E ciò varrebbe tanto più se ci sarà un'unica autorità, come è spesso il caso (tutte le dittature, anche quelle camuffate da “liberal-democrazie”), che deciderà per tutta la maggioranza “silenziosa” ciò che sarà utile e ciò che sarà nocivo. Gli uomini che non la penseranno così, chiaramente non saranno ben “accetti”. Verranno additati come “terroristi”. La cosiddetta società non li vorrà. Questi uomini, pochi, andranno in giro “vaneggiando” nello spiegare che lo scopo del Potere non è realizzare l’uomo; lo scopo del potere costituito è il profitto del capitale investito e il controllo del sistema. Gli stessi uomini, in vari campi del sapere, hanno scritto e continueranno a farlo, dicendo che l'uomo è sempre stato capace di conformarsi a qualsiasi tipo di potere, perfino alla dittatura più estrema, chinando il capo in cambio di miseri contentini: cibo, giochi, e il consumismo in generale.
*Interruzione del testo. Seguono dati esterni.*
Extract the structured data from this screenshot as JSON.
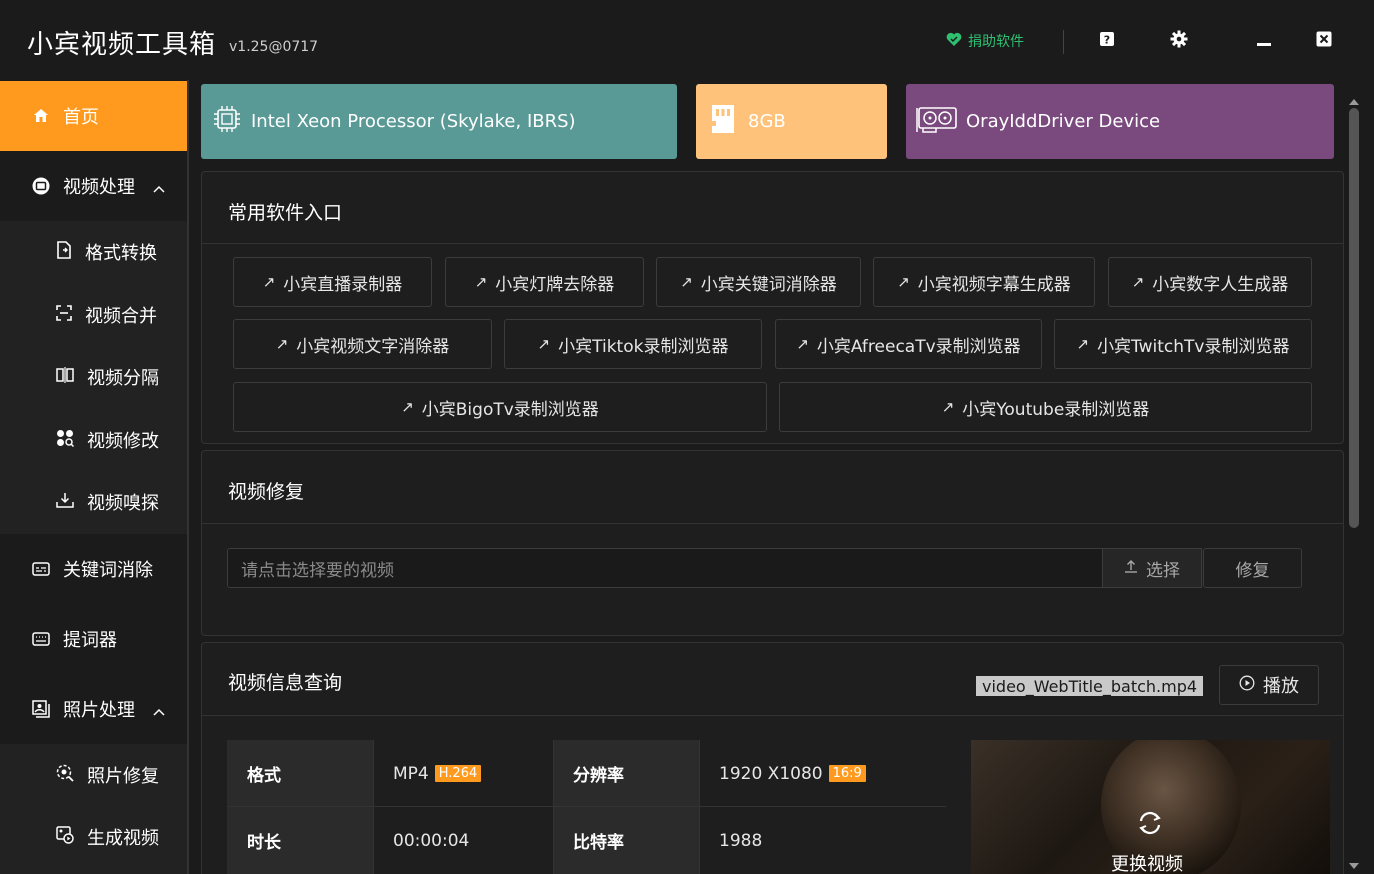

Mai come oggi si era raggiunto un livello di schiavitù mentale di così vaste proporzioni, un controllo di massa attuato in maniera così effimera e allo stesso tempo arguta, da impedire all'individuo di essere libero di pensare.
Forse è giunto il momento di chiedersi se questa forma di schiavitù sia dovuta esclusivamente alla bravura del Potere di lobotomizzare, attraverso distrazioni di massa al punto tale da impedire alle persone qualsiasi atto di ribellione, o all'incapacità di molti individui che, per mancanza dei mezzi necessari, non comprendono il reale funzionamento del sistema socio-economico di cui fanno parte, oppure si tratta della "paura della libertà" come la definiva Erich Fromm, oppure ancora se sia semplicemente indifferenza ed alienazione a tutto ciò che accade intorno all’uomo.
Probabilmente la risposta sarà data da tutte queste cose messe insieme, come un veleno che scorre nelle vene della maggior parte delle persone che le persuade ad accontentarsi di ciò che hanno, pensando che magari potrebbe andar ancora peggio di così e che tutto sommato non stanno poi così male. Questo veleno ha solo un antidoto: la forza analitica, e non solo, delle persone che può condurle verso la conoscenza di se stessi e del sistema in cui sono immerse, con il conseguente desiderio di aspirare ad un mondo migliore di quello nel quale vivono. La più pura e concreta manifestazione di tale necessità è la lotta.